The Porsche logo is pictured during the 2013 Los Angeles Auto Show in Los Angeles, California November 20, 2013. REUTERS/Lucy Nicholson
The Porsche logo is pictured during the 2013 Los Angeles Auto Show in Los Angeles, California November 20, 2013. REUTERS/Lucy Nicholson

FRANKFURT (Reuters) - Investors including U.S. hedge fund Elliott Associates have escalated a legal battle against members of Porsche's supervisory board by seeking 1.8 billion euros ($2.43 billion) in damages from Wolfgang Porsche and his cousin Ferdinand Piech.

The most recent lawsuit forms part of a legal campaign being waged by hedge funds in various courts across the world, seeking to recoup money which was lost by betting on a decline of Volkswagen's share price in 2008.

On Sunday, Porsche dismissed the most recent lawsuit, which was lodged at a Frankfurt regional court, as "unfounded". Ferdinand Piech and Wolfgang Porsche were not immediately available for comment.

A spokesman for Elliott Associates declined to comment.

"Porsche SE and its supervisory board members will defend themselves with all available legal means," Porsche said on Sunday, adding that the lawsuit in Frankfurt was no different to a separate lawsuit already pending in Hanover.

The funds have accused Porsche of engineering a "massive short squeeze" in October 2008 by quietly buying nearly all freely traded ordinary VW shares in a bid to take over the company, despite publicly stating it had no plans to do so.

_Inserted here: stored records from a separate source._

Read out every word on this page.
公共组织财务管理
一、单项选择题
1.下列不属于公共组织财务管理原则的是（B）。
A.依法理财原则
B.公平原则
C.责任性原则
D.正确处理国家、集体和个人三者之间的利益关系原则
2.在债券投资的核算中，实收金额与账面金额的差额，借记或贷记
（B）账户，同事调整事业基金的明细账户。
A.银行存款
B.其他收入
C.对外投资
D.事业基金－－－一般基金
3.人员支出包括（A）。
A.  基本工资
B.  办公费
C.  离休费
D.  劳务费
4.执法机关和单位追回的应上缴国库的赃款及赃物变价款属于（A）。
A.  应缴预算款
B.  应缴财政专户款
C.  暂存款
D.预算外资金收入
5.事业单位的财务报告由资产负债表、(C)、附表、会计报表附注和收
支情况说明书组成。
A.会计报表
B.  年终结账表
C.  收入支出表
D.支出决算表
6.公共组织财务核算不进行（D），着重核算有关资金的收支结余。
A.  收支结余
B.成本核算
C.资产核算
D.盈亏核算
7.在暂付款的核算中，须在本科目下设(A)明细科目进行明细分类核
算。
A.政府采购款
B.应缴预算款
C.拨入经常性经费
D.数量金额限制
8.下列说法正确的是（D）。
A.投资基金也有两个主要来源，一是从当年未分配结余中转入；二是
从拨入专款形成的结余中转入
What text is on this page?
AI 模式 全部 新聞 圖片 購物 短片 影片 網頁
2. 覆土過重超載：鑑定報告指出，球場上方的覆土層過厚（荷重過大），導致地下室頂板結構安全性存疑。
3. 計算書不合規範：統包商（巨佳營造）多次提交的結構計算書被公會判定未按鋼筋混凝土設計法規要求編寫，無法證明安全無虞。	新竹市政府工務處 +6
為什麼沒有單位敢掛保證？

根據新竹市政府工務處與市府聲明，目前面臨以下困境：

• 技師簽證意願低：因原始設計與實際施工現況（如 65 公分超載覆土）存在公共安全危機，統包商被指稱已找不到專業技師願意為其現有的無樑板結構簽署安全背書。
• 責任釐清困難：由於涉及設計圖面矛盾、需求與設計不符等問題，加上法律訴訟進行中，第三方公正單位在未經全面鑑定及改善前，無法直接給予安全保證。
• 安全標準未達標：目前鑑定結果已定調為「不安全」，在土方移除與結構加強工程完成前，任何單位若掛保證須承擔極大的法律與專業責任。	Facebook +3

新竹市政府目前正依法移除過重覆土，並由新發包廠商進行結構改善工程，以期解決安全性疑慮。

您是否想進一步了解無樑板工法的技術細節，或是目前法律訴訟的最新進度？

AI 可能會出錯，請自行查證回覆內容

Porsche's attempt to buy up much-larger rival VW ultimately failed, but hedge funds are still suing the Stuttgart-based company and its managers for alleged market manipulation. Porsche says the allegations are unfounded.

Piech and Porsche are both members of the clan which owns Porsche SE, and hedge funds argue that as supervisory board members, they were informed about moves to buy up a VW stake.

Piech was chief executive of VW before becoming chairman of its supervisory board.

In March 2008, Porsche SE dismissed as "speculation" talk that it intended to take over VW. Seven months later Porsche SE revealed it held 42.6 percent of VW's common shares as well as controlling another 31.5 percent via financial instruments.

When Porsche revealed it had amassed control of roughly three-quarters of the shares in Volkswagen Group, shares in the Wolfsburg-based carmaker soared to 1,005 euros, briefly making it the world's biggest company by market value.

Hedge funds which had bet on a decline in the VW stock price made massive losses, prompting them to sue in various courts.

In December 2012, a New York judge dismissed a case brought by hedge funds including Glenhill Capital LP, David Einhorn's Greenlight Capital LP and Chase Coleman's Tiger Global LP, arguing the state was the wrong place to bring such a lawsuit, saying instead that the case was more appropriate for Germany.

Hedge funds have since pressed their case against Porsche's management and supervisory board in courts in Stuttgart, Braunschweig, Hanover and now in Frankfurt.

Porsche SE's attempts to buy VW backfired and pushed it to near-bankruptcy. Instead of buying VW, the company ended up selling its sports car business, Porsche AG, to VW.

German weekly magazine Der Spiegel was first to report that hedge funds are seeking damages from Ferdinand Piech and Wolfgang Porsche.